Nous vous l’annoncions lors d’un précédent Insiders, l’application de messagerie Kik, destinée aux teen, souhaitait lever 125 millions de dollars à l’occasion de son ICO (Initial Coin Offering).

L’opération, qui a eu lieu du 12 au 26 septembre, est légèrement en deçà des espérances du canadien : environ 49 millions de dollars ont été levés auprès de 10 000 investisseurs, de 117 pays différents. Une vente préalable de Kin, du nom de ce token basé sur le protocole ethereum, avait déjà généré 50 millions de dollars, auprès d’investisseurs spécialisés dans la blockchain, comme Blockchain Capital, Pantera Capital, and Polychain Capital. Le montant total se rapproche donc des 100 millions de dollars.

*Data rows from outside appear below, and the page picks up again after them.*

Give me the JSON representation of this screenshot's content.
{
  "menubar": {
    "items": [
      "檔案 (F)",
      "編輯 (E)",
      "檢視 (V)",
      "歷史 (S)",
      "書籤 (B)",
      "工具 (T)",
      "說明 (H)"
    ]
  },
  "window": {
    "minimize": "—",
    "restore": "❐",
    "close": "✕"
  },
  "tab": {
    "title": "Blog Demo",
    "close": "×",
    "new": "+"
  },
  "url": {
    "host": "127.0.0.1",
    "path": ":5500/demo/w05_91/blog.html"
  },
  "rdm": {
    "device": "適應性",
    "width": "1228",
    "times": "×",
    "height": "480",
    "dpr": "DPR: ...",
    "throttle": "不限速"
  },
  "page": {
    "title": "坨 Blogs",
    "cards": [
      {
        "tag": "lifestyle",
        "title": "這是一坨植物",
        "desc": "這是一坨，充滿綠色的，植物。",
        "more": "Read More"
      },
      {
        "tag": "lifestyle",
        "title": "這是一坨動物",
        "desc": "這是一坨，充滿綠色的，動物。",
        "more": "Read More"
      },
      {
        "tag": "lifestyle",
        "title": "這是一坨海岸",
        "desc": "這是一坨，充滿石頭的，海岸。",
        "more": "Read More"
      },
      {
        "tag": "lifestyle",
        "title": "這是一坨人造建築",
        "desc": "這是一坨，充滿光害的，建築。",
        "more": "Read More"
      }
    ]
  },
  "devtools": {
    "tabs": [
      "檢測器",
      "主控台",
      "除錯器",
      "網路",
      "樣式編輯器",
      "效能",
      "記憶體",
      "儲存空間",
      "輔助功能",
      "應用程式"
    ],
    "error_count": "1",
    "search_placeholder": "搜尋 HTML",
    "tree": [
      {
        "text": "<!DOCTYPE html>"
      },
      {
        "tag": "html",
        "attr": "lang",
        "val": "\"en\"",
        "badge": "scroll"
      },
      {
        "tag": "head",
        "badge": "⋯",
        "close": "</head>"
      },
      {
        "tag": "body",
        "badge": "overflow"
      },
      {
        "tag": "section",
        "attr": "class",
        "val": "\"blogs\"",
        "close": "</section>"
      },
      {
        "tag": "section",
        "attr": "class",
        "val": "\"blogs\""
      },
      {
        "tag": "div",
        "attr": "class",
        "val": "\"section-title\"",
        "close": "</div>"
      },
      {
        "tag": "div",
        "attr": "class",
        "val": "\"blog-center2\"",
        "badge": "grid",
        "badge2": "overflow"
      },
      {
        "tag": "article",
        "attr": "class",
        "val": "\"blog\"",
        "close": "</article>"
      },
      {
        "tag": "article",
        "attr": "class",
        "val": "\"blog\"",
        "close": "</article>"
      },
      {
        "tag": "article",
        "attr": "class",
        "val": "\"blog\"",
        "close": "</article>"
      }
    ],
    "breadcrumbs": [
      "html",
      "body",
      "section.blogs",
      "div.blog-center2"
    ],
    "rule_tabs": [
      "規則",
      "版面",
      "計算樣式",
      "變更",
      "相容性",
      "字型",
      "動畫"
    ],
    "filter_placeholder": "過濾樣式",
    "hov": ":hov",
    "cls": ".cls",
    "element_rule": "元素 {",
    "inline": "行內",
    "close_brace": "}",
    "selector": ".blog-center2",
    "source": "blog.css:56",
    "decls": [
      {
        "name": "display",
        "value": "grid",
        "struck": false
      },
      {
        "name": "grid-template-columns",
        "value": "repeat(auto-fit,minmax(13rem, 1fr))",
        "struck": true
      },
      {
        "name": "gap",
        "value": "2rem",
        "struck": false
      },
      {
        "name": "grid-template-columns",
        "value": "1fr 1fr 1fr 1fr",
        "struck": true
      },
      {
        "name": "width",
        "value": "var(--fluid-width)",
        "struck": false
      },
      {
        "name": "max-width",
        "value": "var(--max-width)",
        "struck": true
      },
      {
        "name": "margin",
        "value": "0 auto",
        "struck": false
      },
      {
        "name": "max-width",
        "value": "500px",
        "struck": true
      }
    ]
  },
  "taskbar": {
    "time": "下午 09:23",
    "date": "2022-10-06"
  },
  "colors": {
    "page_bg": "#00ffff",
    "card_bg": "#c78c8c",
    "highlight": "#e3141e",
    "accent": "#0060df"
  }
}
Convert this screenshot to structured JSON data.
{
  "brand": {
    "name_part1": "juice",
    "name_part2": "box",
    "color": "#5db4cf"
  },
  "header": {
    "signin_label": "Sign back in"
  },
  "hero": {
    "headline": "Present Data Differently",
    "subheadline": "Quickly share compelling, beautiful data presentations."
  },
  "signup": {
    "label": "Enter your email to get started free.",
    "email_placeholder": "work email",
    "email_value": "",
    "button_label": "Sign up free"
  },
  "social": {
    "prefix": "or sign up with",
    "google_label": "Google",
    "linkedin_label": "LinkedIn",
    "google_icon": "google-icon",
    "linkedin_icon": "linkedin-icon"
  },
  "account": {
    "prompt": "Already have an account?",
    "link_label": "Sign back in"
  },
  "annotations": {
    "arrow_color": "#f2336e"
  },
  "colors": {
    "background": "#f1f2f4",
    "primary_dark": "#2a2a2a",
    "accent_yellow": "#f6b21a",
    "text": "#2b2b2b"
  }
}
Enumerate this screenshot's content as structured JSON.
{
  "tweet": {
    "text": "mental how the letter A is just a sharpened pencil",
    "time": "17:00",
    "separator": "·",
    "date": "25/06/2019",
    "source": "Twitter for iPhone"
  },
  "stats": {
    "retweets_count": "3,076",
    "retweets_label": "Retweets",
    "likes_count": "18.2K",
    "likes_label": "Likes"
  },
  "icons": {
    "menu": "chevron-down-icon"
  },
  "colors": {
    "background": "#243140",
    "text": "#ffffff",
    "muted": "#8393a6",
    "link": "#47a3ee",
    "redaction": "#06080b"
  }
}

Les ICO ont déjà permis de lever 1,7 milliard de dollars à date cette année, mais sont dans le collimateur des autorités de régulation dans plusieurs pays. Lors du TechCrunch Disrupt de la semaine dernière, Dan Morehead de Pantera Capital, qui gère un fonds de 100 millions de dollars destinés aux ICO, a averti lui-même sur l’atmosphère spéculative du moment, « plus forte qu’à l’époque de la bulle dot com », avec actuellement plus de 60 ventes de tokens par semaine.

L’ICO de Kik était particulièrement attendue, parce qu’elle concernait un acteur B2C, établi depuis dix ans, valorisé un milliard de dollars, et fort de 15 millions d’utilisateurs actifs mensuels.

Kik ICO Raises $98 Million But Falls Short of Target

 

#Cybersécurité: démission du PDG d’Equifax ; intrusion chez Deloitte

Conséquence du piratage massif qui a exposé les données personnelles de 143 millions d’Américains, les têtes tombent chez Equifax : après deux cadres dirigeants, c’est au tour du PDG Richard Smith de quitter ses fonctions à la tête de l’une des trois plus grosses sociétés d’évaluation de crédit aux Etats-Unis. Il devra cependant être entendu début octobre, dans le cadre de l’enquête menée par le Congrès américain. Depuis l’annonce de la cyberattaque, l’action Equifax a perdu environ 30% de sa valeur à la bourse de Wall Street. L’entreprise a été vivement critiquée depuis le début de cette affaire, non seulement sur les conditions d’exploitation ayant rendu possible la brèche, mais aussi sur sa gestion de crise, ainsi qu’un soupçon de délit d’initiés. C’est à voir sur Bloomberg.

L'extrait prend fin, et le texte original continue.